A chemostat is a specialized laboratory device designed to cultivate microorganisms or cells continuously under highly controlled environmental conditions. It functions as an open system where a constant volume of fresh nutrient medium is supplied to the culture vessel while an equal volume of spent medium and cells is simultaneously removed. This continuous flow allows researchers to maintain a culture in a state of sustained growth, providing a steady supply of cells with uniform characteristics. The apparatus is specifically engineered to keep all physical and chemical growth parameters constant over extended periods.
What is a Chemostat?
A chemostat setup fundamentally consists of a sterile nutrient reservoir, a precisely controlled pump, and a culture vessel. The vessel is typically a closed, well-mixed container where the microorganisms are grown, equipped with sensors to monitor parameters like temperature, pH, and oxygen levels. The pump delivers fresh medium from the reservoir into the vessel at a constant, defined rate, defining the continuous nature of the culture.
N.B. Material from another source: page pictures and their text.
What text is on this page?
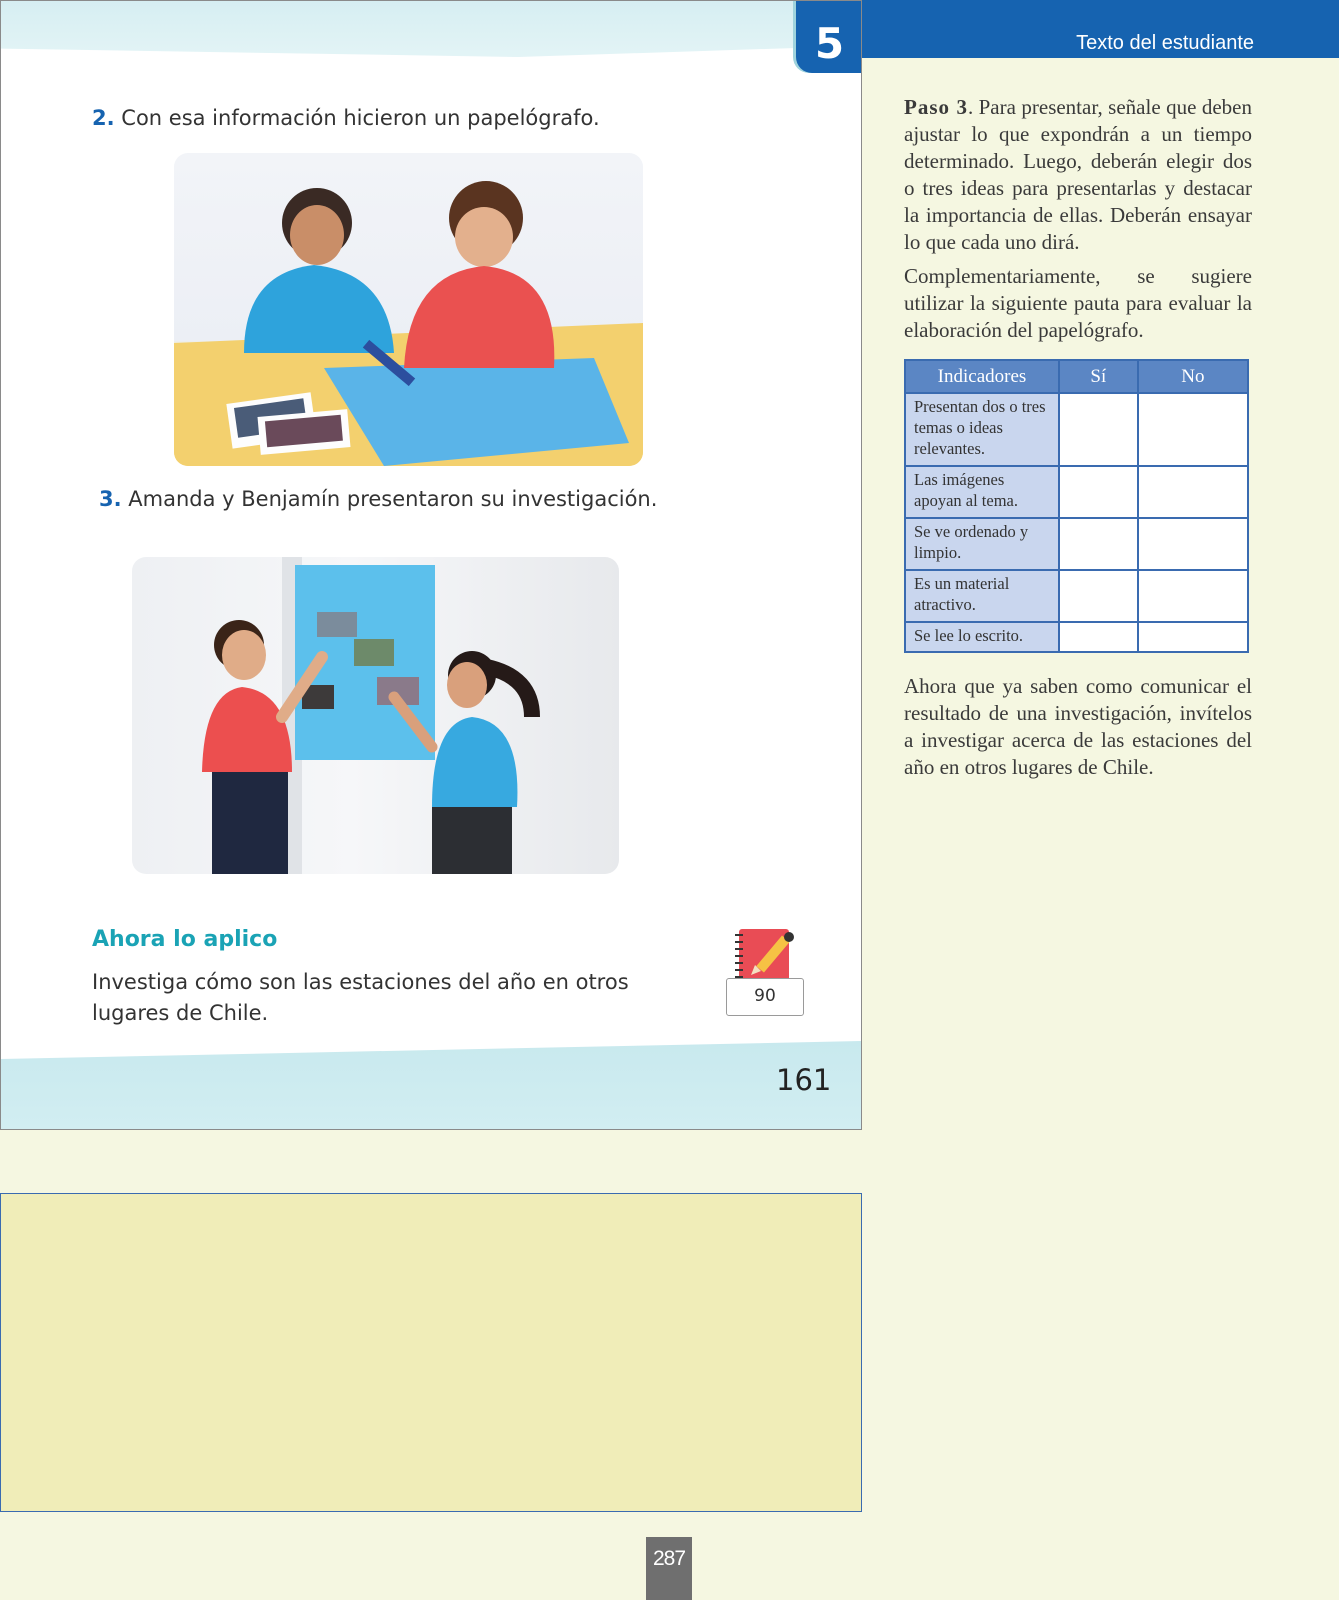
5
2. Con esa información hicieron un papelógrafo.
3. Amanda y Benjamín presentaron su investigación.
Ahora lo aplico
Investiga cómo son las estaciones del año en otros lugares de Chile.
90
161
Texto del estudiante

Paso 3. Para presentar, señale que deben ajustar lo que expondrán a un tiempo determinado. Luego, deberán elegir dos o tres ideas para presentarlas y destacar la importancia de ellas. Deberán ensayar lo que cada uno dirá.

Complementariamente, se sugiere utilizar la siguiente pauta para evaluar la elaboración del papelógrafo.

Indicadores	Sí	No
Presentan dos o tres temas o ideas relevantes.		
Las imágenes apoyan al tema.		
Se ve ordenado y limpio.		
Es un material atractivo.		
Se lee lo escrito.		

Ahora que ya saben como comunicar el resultado de una investigación, invítelos a investigar acerca de las estaciones del año en otros lugares de Chile.

287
To maintain a constant volume, an overflow system extracts the culture liquid at exactly the same rate the fresh medium is introduced. The most distinguishing feature of a chemostat is the limitation of a single nutrient, such as glucose, phosphate, or nitrogen. This limiting nutrient is present in the inflowing medium at a specific, low concentration, ensuring the growth rate of the microbial population is restricted and controlled by its availability. All other nutrients are supplied in surplus, forcing the cells to adapt their metabolism to the scarcity of the limiting factor.
Achieving the Steady State
The primary goal of a chemostat is to establish and maintain a “steady state,” a condition where all measurable culture parameters remain constant over time. In this state, the cell density, nutrient concentrations, and metabolic activity within the vessel do not change. This stability is achieved by balancing the rate at which new cells are created through growth with the rate at which cells are physically removed from the system.
The core control mechanism is the dilution rate ($D$), which is the ratio of the medium flow rate to the culture volume. This dilution rate directly dictates the specific growth rate ($\mu$) of the microorganisms in the steady state, meaning $D$ equals $\mu$. For example, if $D$ is set to 0.1 per hour, the cell population grows just fast enough to replace the 10% of the culture volume being removed hourly.
Any temporary increase in the cell population quickly consumes the limiting nutrient, slowing growth and restoring the balance. Conversely, if the growth rate lags, the limiting nutrient concentration temporarily increases, stimulating faster growth until the removal rate is matched again. This negative feedback loop inherently stabilizes the chemostat system.
If the dilution rate exceeds the maximum possible growth rate of the organism, the cells cannot reproduce fast enough to compensate for their removal, leading to a complete washout of the culture. By controlling the input pump’s flow rate, the experimenter precisely sets the growth rate, while the concentration of the limiting nutrient controls the final cell density.
Why Continuous Culture Matters
Maintaining a culture in a steady state provides scientific and industrial advantages not possible with traditional batch cultures, where conditions constantly change. Researchers can systematically study how a single parameter, such as temperature or pH, affects the organism’s physiology without the confounding effects of changing growth rates. This is valuable for generating large, uniform populations of cells with stable properties for studying cellular processes, producing recombinant proteins, or creating mathematical models of microbial metabolism.
In industrial biotechnology, chemostats are used to optimize production processes, such as the manufacturing of biofuels or therapeutic proteins. By operating at a steady state, manufacturers maximize the yield of a product over an extended period, leading to higher productivity than processes that must be constantly stopped and restarted. For ecological and evolutionary studies, the chemostat serves as a powerful microcosm. It simulates the slow, nutrient-limited conditions typical of many natural environments, allowing scientists to observe how microorganisms adapt and evolve over hundreds of generations under constant environmental pressure.